Unfrei frei

gaithGhaith A. ist 17 Jahre alt. Er flüchtete vor einem Monat aus seiner Heimat Deir ez-Zor. In der ostsyrischen Stadt hat sich die Terrorband «Islamischer Staat» festgekrallt. Ghaith floh alleine, ohne Eltern. Schlepper führten ihn im Schlauchboot über die Ägäis. Er schaffte es über die Balkanroute nach Deutschland, kam mit nichts in München an. Nun gilt er als «unbegleiteter Flüchtling», ist in der Obhut des städtischen Jugendamtes von München.

Am Mittwoch hatte er Glück. Er durfte zwei Stunden mit Bayern München trainieren. Ghaith, vor einem Monat noch in Todesangst, kickte einen Ball mit Star-Stürmer Thomas Müller.

Nach dem Training fragte ich ihn, ob er mir ein Interview gewähren würde. «Sicher, das mache ich sofort», sagte Ghaith in perfektem Englisch. Gerne hätte er erzählt, was ihm in Syrien und auf der Flucht widerfahren ist, was ihm das Training mit Bayern bedeutet. Zumal es gerade traumatisierten Menschen hilft, wenn sie darüber reden können. Wenn ihre Geschichte als so wichtig gilt, sie in der Öffentlichkeit zu erzählen.

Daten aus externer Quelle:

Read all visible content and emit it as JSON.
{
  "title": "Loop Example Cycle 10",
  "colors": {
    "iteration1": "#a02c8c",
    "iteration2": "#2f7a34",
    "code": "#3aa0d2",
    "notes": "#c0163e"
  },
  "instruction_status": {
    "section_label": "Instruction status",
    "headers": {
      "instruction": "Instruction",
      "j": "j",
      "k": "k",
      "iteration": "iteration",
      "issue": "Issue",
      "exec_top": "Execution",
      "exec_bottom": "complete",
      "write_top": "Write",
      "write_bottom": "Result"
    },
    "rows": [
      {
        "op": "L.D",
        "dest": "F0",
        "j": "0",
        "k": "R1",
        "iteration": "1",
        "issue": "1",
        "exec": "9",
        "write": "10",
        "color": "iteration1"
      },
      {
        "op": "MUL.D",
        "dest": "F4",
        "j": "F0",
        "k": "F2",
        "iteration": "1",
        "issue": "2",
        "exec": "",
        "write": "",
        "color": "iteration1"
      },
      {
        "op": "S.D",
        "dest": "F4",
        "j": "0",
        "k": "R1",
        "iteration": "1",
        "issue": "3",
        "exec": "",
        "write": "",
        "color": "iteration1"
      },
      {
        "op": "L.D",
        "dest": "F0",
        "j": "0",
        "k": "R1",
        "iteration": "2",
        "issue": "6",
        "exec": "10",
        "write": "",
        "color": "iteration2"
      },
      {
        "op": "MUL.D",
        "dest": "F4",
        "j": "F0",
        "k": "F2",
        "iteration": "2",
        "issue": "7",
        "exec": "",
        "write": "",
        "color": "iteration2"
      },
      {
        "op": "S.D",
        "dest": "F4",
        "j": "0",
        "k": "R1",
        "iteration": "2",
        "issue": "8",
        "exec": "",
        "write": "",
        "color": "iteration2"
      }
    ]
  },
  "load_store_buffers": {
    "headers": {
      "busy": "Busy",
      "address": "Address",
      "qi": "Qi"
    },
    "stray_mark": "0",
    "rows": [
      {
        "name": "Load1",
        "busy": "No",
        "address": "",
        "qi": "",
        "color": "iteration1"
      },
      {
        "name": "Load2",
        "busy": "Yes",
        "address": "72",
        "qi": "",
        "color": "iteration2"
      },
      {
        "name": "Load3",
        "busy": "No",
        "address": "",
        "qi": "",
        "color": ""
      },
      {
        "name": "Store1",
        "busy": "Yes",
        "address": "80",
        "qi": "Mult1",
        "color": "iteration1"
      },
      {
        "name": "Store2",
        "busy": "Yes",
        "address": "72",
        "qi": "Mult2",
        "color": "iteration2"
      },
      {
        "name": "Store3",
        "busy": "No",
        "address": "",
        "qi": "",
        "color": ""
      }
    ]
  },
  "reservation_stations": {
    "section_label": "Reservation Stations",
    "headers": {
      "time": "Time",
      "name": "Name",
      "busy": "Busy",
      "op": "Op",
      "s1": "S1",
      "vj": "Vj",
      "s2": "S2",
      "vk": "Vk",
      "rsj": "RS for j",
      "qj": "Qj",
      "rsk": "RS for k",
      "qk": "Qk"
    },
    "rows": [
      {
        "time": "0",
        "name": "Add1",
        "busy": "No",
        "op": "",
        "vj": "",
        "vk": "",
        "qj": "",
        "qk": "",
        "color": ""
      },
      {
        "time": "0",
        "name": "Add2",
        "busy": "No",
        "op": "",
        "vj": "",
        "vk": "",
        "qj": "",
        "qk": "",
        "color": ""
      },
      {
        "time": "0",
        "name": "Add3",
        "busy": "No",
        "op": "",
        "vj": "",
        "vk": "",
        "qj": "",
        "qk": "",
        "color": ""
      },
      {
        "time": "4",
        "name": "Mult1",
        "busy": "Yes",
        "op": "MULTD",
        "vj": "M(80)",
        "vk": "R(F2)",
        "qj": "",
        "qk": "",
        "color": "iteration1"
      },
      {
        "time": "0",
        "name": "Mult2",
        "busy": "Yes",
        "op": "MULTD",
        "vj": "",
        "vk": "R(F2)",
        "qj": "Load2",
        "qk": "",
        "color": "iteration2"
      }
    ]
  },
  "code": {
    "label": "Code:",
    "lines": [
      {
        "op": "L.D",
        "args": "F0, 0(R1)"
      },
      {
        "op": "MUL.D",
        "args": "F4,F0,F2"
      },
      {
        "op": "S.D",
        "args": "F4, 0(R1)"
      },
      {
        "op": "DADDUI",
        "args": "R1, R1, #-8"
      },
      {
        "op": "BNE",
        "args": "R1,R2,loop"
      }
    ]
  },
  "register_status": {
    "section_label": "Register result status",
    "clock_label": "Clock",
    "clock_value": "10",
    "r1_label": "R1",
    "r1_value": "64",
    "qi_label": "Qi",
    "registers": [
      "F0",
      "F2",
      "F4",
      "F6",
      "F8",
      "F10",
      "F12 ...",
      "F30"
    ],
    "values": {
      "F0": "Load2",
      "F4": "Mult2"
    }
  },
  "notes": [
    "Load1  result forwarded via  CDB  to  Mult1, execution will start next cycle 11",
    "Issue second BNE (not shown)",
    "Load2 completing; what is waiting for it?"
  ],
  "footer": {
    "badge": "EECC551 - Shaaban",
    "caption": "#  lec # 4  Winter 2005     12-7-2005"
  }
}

Das passte einer städtischen Beamtin nicht. Tanja Al-Mehiawi, in München zuständig für unbegleitete Flüchtlinge, zog Ghaith vom Mikrofon weg bevor er ein Wort sagen konnte. Sie nahm ihn zur Seite – und machte ihm Angst. Sagte, es sei gefährlich für ihn, mit der Presse zu reden. Was, wenn ein Schlepper das Gespräch sehen würde?

Ghaith, vorher noch strahlend, zog wortlos davon. Nach dem Gespräch mit der Beamtin sah er den Reporter als Gefahr. «Sie brauchen eine Bewilligung der Eltern, um mit Minderjährigen zu reden», sagte mir Al-Mehiawi. Da die Eltern von Ghaith nicht da seien, müsse das die Stadt tun. Und das könne sie nicht. «Wir müssen die Jugendlichen schützen.»

Juristisch hat Al-Mehiawi zweifelsohne Recht. Die Szene in München aber ist grotesk: Die Beamtin einer Demokratie in Europa flösst einem Flüchtling Angst vor der Presse ein. Dabei floh Ghaith vor einem Diktator und dem Horror des «Islamischen Staates», aus einem Land ohne freie Presse.

Auf der Flucht erhielt Ghaith keinen Schutz von jenen Regierungen, die ihn jetzt vor der Presse schützen wollen, ihm das Reden verbieten. Ghaith war Schleppern ausgeliefert, zahlte Tausende von Euros für die Überfahrt von der Türkei nach Griechenland. Dabei kostet ein Flugticket von Izmir nach Berlin weniger als hundert Euro.

Jetzt ist er im System der deutschen Demokratie angelangt. Frei ist aber ist er dann, wenn er reden und schweigen darf, wann es ihm beliebt.